Şehirler üzerine düşünmek, onlarla ilgili hayaller kurmak, zihinde onlarla ilgili özel anlarınızı ve hatıralarınızı canlandırmak güzeldir. Hiç şehir görmeyenleri ise konu dışı sayarak şöyle diyebiliriz: Her insanın gördüğü veya yaşadığı en az bir şehir olduğuna göre şehir üzerine düşünce ve hayal üretmek, anıları canlandırmak kolaydır. Kolaydır ama onları yazmak çok zordur. Nereden başlayacağını bilemez insan,  kalem elinde kalakalır. Hele bu çok sevdiği ve değer verdiği bir şehirse yazanın işi daha da güçleşir. Trabzon üzerine yazmak, bu yüzden benim için zordur. Ama çok güçlü bir arzu ve zevkle yapacağım bir görev ve sorumluluk hissidir aynı zamanda. Bu noktada yazılarıma güzel bir noktadan güzel bir şehirden Trabzon’dan başlamak istedim.

Kimi şehirler vardır tarihsel akışla, kimi şehirler vardır kültürle, kimi şehirler vardır yaşanan çağın renkleriyle kendini ortaya koyar. Adeta şehirlerin bazıları cüssesi küçülmüş yaşlı ve bilge bir ihtiyar, bazıları güçlü ve olgunluk çağını yaşayan bir insan, bazıları da alımlı ve uçarı bir gençtir.  

Trabzon ise bunların hepsidir.  

Trabzon’un tarihini anlatmaya başlayacaksak Antik Çağ’dan başlayıp Bizansla devam etmemiz gerekir.
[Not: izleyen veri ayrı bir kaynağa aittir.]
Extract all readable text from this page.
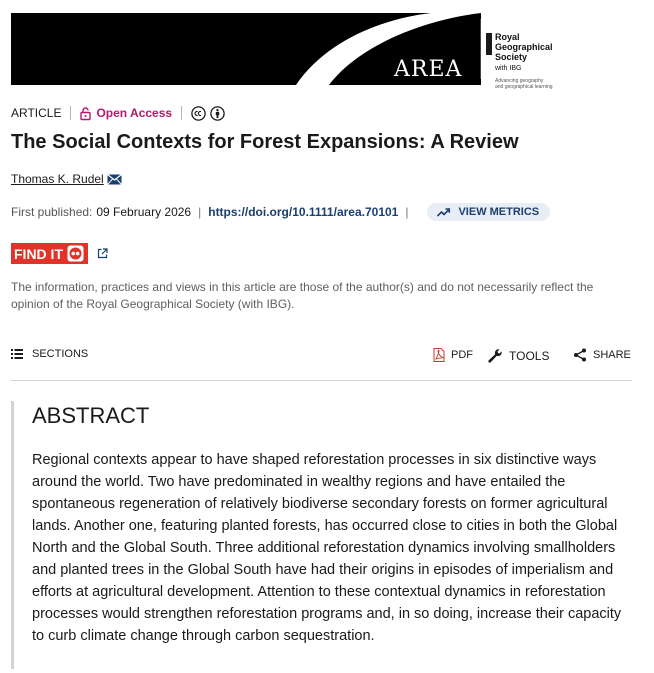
AREA
Royal
Geographical
Society
with IBG
Advancing geography
and geographical learning
ARTICLE	Open Access
The Social Contexts for Forest Expansions: A Review
Thomas K. Rudel
First published: 09 February 2026 | https://doi.org/10.1111/area.70101 |	VIEW METRICS
FIND IT

The information, practices and views in this article are those of the author(s) and do not necessarily reflect the opinion of the Royal Geographical Society (with IBG).

SECTIONS	PDF	TOOLS	SHARE
ABSTRACT

Regional contexts appear to have shaped reforestation processes in six distinctive ways around the world. Two have predominated in wealthy regions and have entailed the spontaneous regeneration of relatively biodiverse secondary forests on former agricultural lands. Another one, featuring planted forests, has occurred close to cities in both the Global North and the Global South. Three additional reforestation dynamics involving smallholders and planted trees in the Global South have had their origins in episodes of imperialism and efforts at agricultural development. Attention to these contextual dynamics in reforestation processes would strengthen reforestation programs and, in so doing, increase their capacity to curb climate change through carbon sequestration.
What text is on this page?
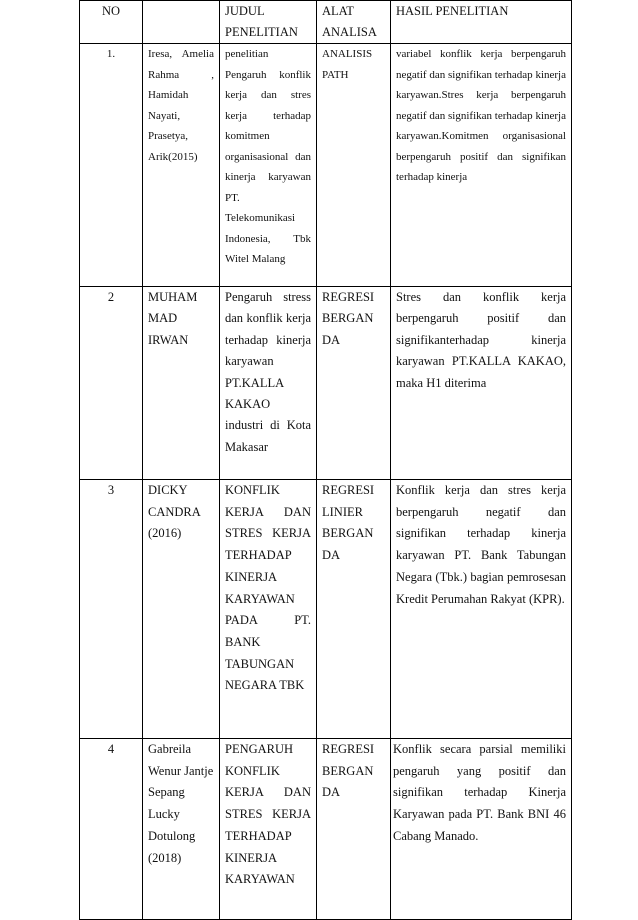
NO		JUDUL PENELITIAN	ALAT ANALISA	HASIL PENELITIAN

1.	Iresa, Amelia Rahma , Hamidah Nayati, Prasetya, Arik(2015)	penelitian Pengaruh konflik kerja dan stres kerja terhadap komitmen organisasional dan kinerja karyawan PT. Telekomunikasi Indonesia, Tbk Witel Malang	ANALISIS PATH	variabel konflik kerja berpengaruh negatif dan signifikan terhadap kinerja karyawan.Stres kerja berpengaruh negatif dan signifikan terhadap kinerja karyawan.Komitmen organisasional berpengaruh positif dan signifikan terhadap kinerja

2	MUHAM MAD IRWAN	Pengaruh stress dan konflik kerja terhadap kinerja karyawan PT.KALLA KAKAO industri di Kota Makasar	REGRESI BERGAN DA	Stres dan konflik kerja berpengaruh positif dan signifikanterhadap kinerja karyawan PT.KALLA KAKAO, maka H1 diterima

3	DICKY CANDRA (2016)	KONFLIK KERJA DAN STRES KERJA TERHADAP KINERJA KARYAWAN PADA PT. BANK TABUNGAN NEGARA TBK	REGRESI LINIER BERGAN DA	Konflik kerja dan stres kerja berpengaruh negatif dan signifikan terhadap kinerja karyawan PT. Bank Tabungan Negara (Tbk.) bagian pemrosesan Kredit Perumahan Rakyat (KPR).

4	Gabreila Wenur Jantje Sepang Lucky Dotulong (2018)	PENGARUH KONFLIK KERJA DAN STRES KERJA TERHADAP KINERJA KARYAWAN	REGRESI BERGAN DA	Konflik secara parsial memiliki pengaruh yang positif dan signifikan terhadap Kinerja Karyawan pada PT. Bank BNI 46 Cabang Manado.
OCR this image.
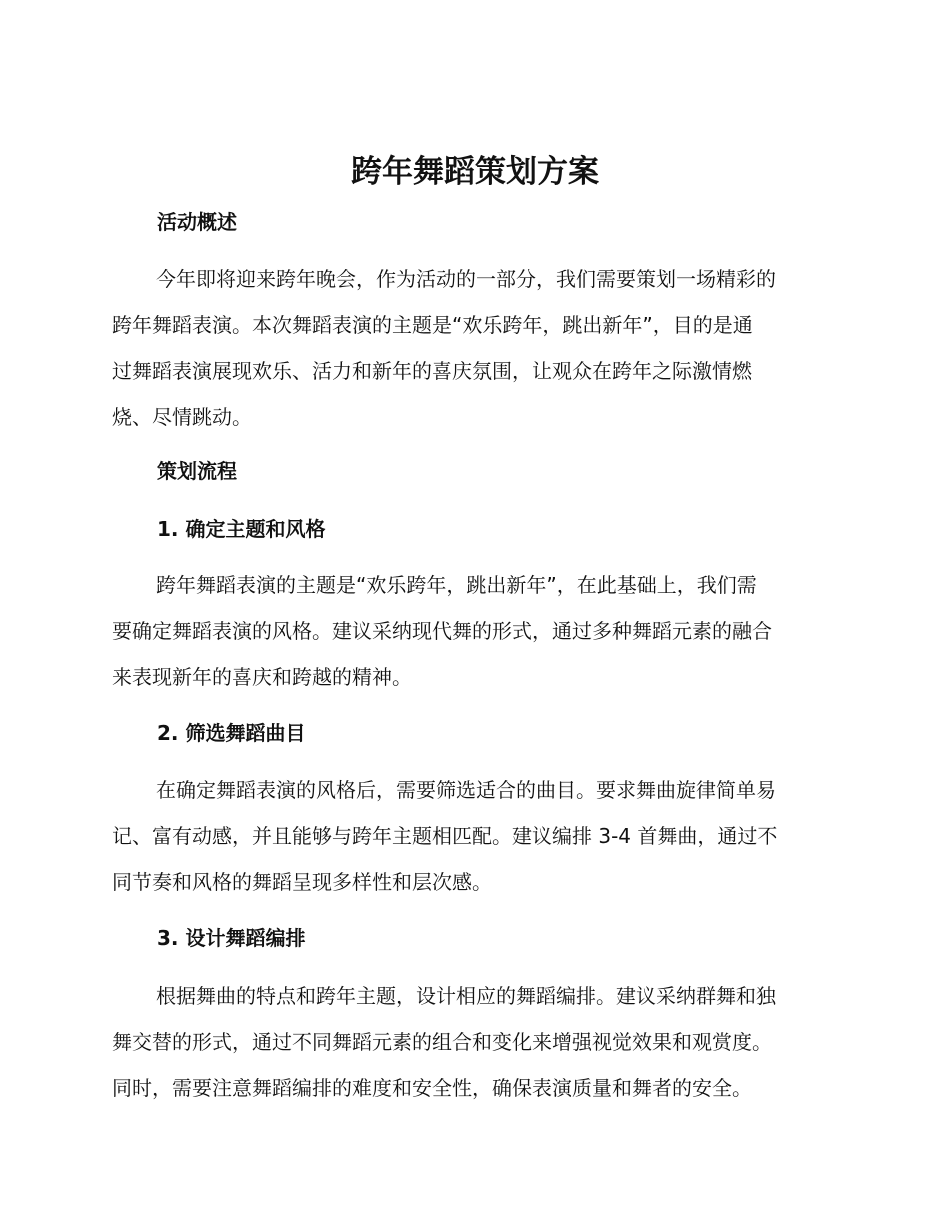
跨年舞蹈策划方案
活动概述
今年即将迎来跨年晚会，作为活动的一部分，我们需要策划一场精彩的
跨年舞蹈表演。本次舞蹈表演的主题是“欢乐跨年，跳出新年”，目的是通
过舞蹈表演展现欢乐、活力和新年的喜庆氛围，让观众在跨年之际激情燃
烧、尽情跳动。
策划流程
1. 确定主题和风格
跨年舞蹈表演的主题是“欢乐跨年，跳出新年”，在此基础上，我们需
要确定舞蹈表演的风格。建议采纳现代舞的形式，通过多种舞蹈元素的融合
来表现新年的喜庆和跨越的精神。
2. 筛选舞蹈曲目
在确定舞蹈表演的风格后，需要筛选适合的曲目。要求舞曲旋律简单易
记、富有动感，并且能够与跨年主题相匹配。建议编排 3-4 首舞曲，通过不
同节奏和风格的舞蹈呈现多样性和层次感。
3. 设计舞蹈编排
根据舞曲的特点和跨年主题，设计相应的舞蹈编排。建议采纳群舞和独
舞交替的形式，通过不同舞蹈元素的组合和变化来增强视觉效果和观赏度。
同时，需要注意舞蹈编排的难度和安全性，确保表演质量和舞者的安全。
Fatih Sultan Mehmet döneminde 1461 yılında fethedildiğini; sonradan Kanuni unvanı alacak olan Sultan Süleyman’ın Trabzon’da doğduğunu da söylememiz gerekir. Çünkü Trabzon’un böyle güçlü ve derin bir geçmişi vardır. Anlattığımızda “muhteşem”dir Trabzon’un tarihi. Ama derdimiz bu değil, sadece sözünü edip geçeceğimiz şeyler bunlar. Asıl anlatmak istediğimiz Trabzonun, bir duygu ve bilinç şehri olduğudur. 

Trabzon’a hiç gece gittiniz mi bilmem ama gittiyseniz eğer, gecenin bilinmezliğine, gizemine girermiş gibi girersiniz. Bazen sever, okşar, bazen değer verir, arzular, bağrına basar sizi, bazen de küser, darılır, sırt çevirir ayrılır gider sizden. Ama hepsinde derin bir koku bırakır üzerinizde. Çünkü Trabzon bir hayat şehridir. 

Gizli gizli bir türkü söyler duyacak kulağı olanlara, söyleyecek lafı olanları dinler bir sevdalı edasıyla. Yani dili olanlar için bir kulağı, kulağı olanlar için de bir dili vardır. Trabzon kendine dil olması açısından Bedri Rahmi Eyüboğlu gibi büyük şairler yetiştirmiştir. Hatta Necip Fazıl Kısakürek, en güzel şiirlerinden biri olan ve adeta içinize yağan, Bu Yağmur isimli şiirini Trabzon’da yazmıştır ve Trabzon kendine kulak olması açısından ise birçok etkili okuryazar takımı yetiştirmiştir.  

Trabzon kendini ender çoğaltan illerden biridir. Bir şehrin hafızası o şehrin mezar taşlarına kazılıdır ilk etapta. Bu açıdan bakıldığında ise Trabzonlu vatandaşın mezarı, kendisi başka ilde ölse bile genelde Trabzon’a gider.

Diğer bir özelliğiyle Trabzon eski bir başkenttir ve bütün eski başkent insanlarında olan farklı tipolojik özellikler Trabzon insanında da bulunmaktadır. Bu farklılıklarını atak olmasında bir işe girişirken gösterdiği farklılıklarla ve lider olma özellikleriyle de gösterir.  

Kısacası Trabzonluluk başlı başına bir kültürdür. Bu Trabzon’un farklı bir coğrafi yapıya sahip olmasıyla beraber Trabzon’da bulunan insanların zaman içinde kendi farklılıklarını da ortaya çıkarması ile başat bir unsur olarak göze çarpar. Ve siz bunu Trabzon’a her gittiğinizde bir başka türlü yaşarsınız. Bir başka deyişle Trabzon’un her insana yönelik onu kendinde tarif edebilecek bir yüzü vardır. Yukarıda da dediğimiz gibi hayatın bütün hâllerinin Trabzon’da bir karşılığı vardır çünkü. Trabzon bir hayat şehridir.